How China's new energy vehicles wade through the minefield of "geopolitics".

In particular, we need to refute Yellen's assertion that China's massive support for producing sub-cost Chinese steel has flooded the global market and destroyed industries around the world and in the United States. A very important reason why China's steel production capacity has increased significantly is that Western countries led by the United States have engaged in industrial transfer, and have shifted a large number of low-end, high-energy-consuming, and high-risk industries to developing countries, especially China, India, and Vietnam. For a long time after that, the United States enjoyed the provision of cheap, high-quality steel from developing countries such as China, which brought great benefits to American companies and residents.
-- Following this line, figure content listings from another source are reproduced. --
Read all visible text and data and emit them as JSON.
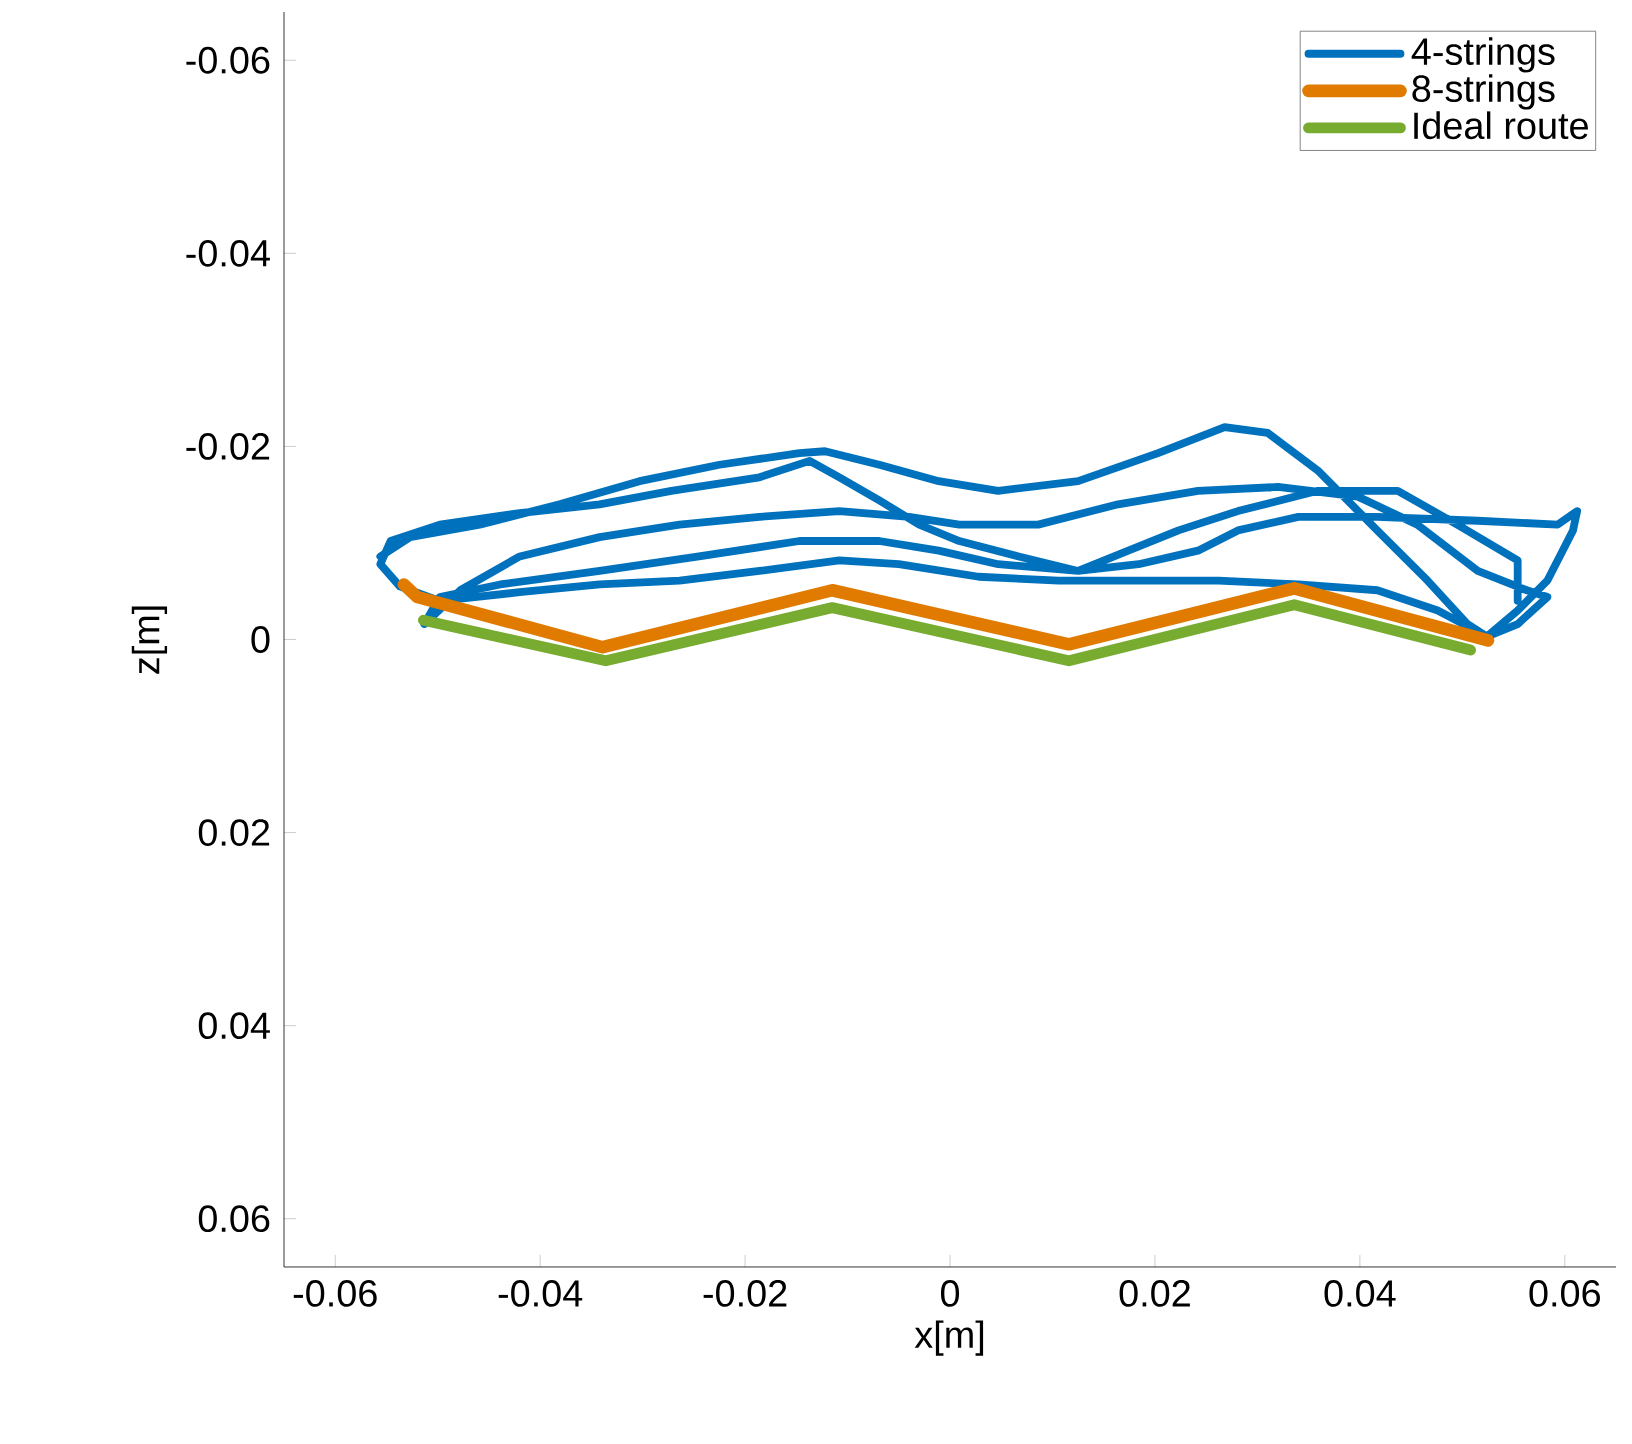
{
  "chart_data": {
    "type": "line",
    "xlabel": "x[m]",
    "ylabel": "z[m]",
    "xlim": [
      -0.065,
      0.065
    ],
    "ylim": [
      0.065,
      -0.065
    ],
    "xticks": [
      -0.06,
      -0.04,
      -0.02,
      0,
      0.02,
      0.04,
      0.06
    ],
    "yticks": [
      -0.06,
      -0.04,
      -0.02,
      0,
      0.02,
      0.04,
      0.06
    ],
    "grid": false,
    "legend": "top right",
    "marker": "none",
    "line_style": "solid",
    "series": [
      {
        "name": "4-strings",
        "color": "#0072bd",
        "x": [
          -0.0556,
          -0.0527,
          -0.0459,
          -0.0381,
          -0.0303,
          -0.0225,
          -0.0147,
          -0.0122,
          -0.0069,
          -0.0011,
          0.0047,
          0.0125,
          0.0203,
          0.0268,
          0.031,
          0.0359,
          0.0417,
          0.0466,
          0.0505,
          0.0524,
          0.0554,
          0.0583,
          0.0608,
          0.0612,
          0.0593,
          0.0515,
          0.0417,
          0.034,
          0.0281,
          0.0242,
          0.0184,
          0.0125,
          0.0047,
          -0.0011,
          -0.0069,
          -0.0147,
          -0.0245,
          -0.0342,
          -0.0439,
          -0.0498,
          -0.0513,
          -0.0478,
          -0.042,
          -0.0342,
          -0.0264,
          -0.0186,
          -0.0108,
          -0.004,
          0.0009,
          0.0086,
          0.0164,
          0.0242,
          0.032,
          0.0398,
          0.0456,
          0.0515,
          0.0563,
          0.0583,
          0.0554,
          0.0524,
          0.0476,
          0.0417,
          0.034,
          0.0262,
          0.0192,
          0.0106,
          0.0028,
          -0.005,
          -0.0108,
          -0.0186,
          -0.0264,
          -0.0342,
          -0.042,
          -0.0498,
          -0.0537,
          -0.0556,
          -0.0546,
          -0.0498,
          -0.042,
          -0.0342,
          -0.0272,
          -0.0186,
          -0.0137,
          -0.0108,
          -0.0069,
          -0.003,
          0.0009,
          0.0067,
          0.0125,
          0.0223,
          0.0281,
          0.0359,
          0.0437,
          0.0495,
          0.0554,
          0.0554
        ],
        "values": [
          -0.0086,
          -0.0106,
          -0.0119,
          -0.014,
          -0.0164,
          -0.0181,
          -0.0193,
          -0.0195,
          -0.0181,
          -0.0164,
          -0.0154,
          -0.0164,
          -0.0193,
          -0.022,
          -0.0214,
          -0.0175,
          -0.0113,
          -0.0061,
          -0.0016,
          -0.0003,
          -0.003,
          -0.0061,
          -0.0113,
          -0.0133,
          -0.0119,
          -0.0123,
          -0.0127,
          -0.0127,
          -0.0113,
          -0.0092,
          -0.0078,
          -0.0071,
          -0.0078,
          -0.0092,
          -0.0102,
          -0.0102,
          -0.0086,
          -0.0071,
          -0.0057,
          -0.0044,
          -0.0016,
          -0.0051,
          -0.0086,
          -0.0106,
          -0.0119,
          -0.0127,
          -0.0133,
          -0.0127,
          -0.0119,
          -0.0119,
          -0.014,
          -0.0154,
          -0.0158,
          -0.0148,
          -0.0119,
          -0.0071,
          -0.0051,
          -0.0044,
          -0.0016,
          -0.0003,
          -0.003,
          -0.0051,
          -0.0057,
          -0.0061,
          -0.0061,
          -0.0061,
          -0.0065,
          -0.0078,
          -0.0082,
          -0.0071,
          -0.0061,
          -0.0057,
          -0.0049,
          -0.004,
          -0.0055,
          -0.0078,
          -0.0102,
          -0.0119,
          -0.0131,
          -0.014,
          -0.0154,
          -0.0168,
          -0.0185,
          -0.0168,
          -0.0144,
          -0.0119,
          -0.0102,
          -0.0086,
          -0.0071,
          -0.0113,
          -0.0133,
          -0.0154,
          -0.0154,
          -0.0119,
          -0.0082,
          -0.004
        ]
      },
      {
        "name": "8-strings",
        "color": "#e07b00",
        "x": [
          -0.0533,
          -0.052,
          -0.0339,
          -0.0115,
          0.0116,
          0.0336,
          0.0525
        ],
        "values": [
          -0.0057,
          -0.0044,
          0.0008,
          -0.0051,
          0.0005,
          -0.0053,
          0.0001
        ]
      },
      {
        "name": "Ideal route",
        "color": "#77ac30",
        "x": [
          -0.0514,
          -0.0336,
          -0.0115,
          0.0116,
          0.0336,
          0.0508
        ],
        "values": [
          -0.002,
          0.0022,
          -0.0033,
          0.0022,
          -0.0036,
          0.0011
        ]
      }
    ]
  }
}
The United States is not only not grateful to China, but instead eats milk and scolds its mother, believing that it is really an act of unfilial piety to destroy industries around the world and the United States. As an economist, if Yellen does not even understand this truth, how can she be qualified to be an economist? If China had not provided the United States with a large number of low-cost and high-quality products, would the United States have been able to enjoy the maximum benefits of high technology so comfortably?

You must know that China's steel price is cheap, which is inseparable from China's low labor cost and low resource cost, as well as the labor efficiency and ideological consciousness of Chinese workers. Therefore, it is a pipe dream to use overcapacity to suppress China's new energy vehicles and other emerging industries, and it is impossible to succeed, and the Chinese government and enterprises will certainly actively respond to it, fight back, and wade through the "geopolitical" minefield planted by the United States at the lowest cost.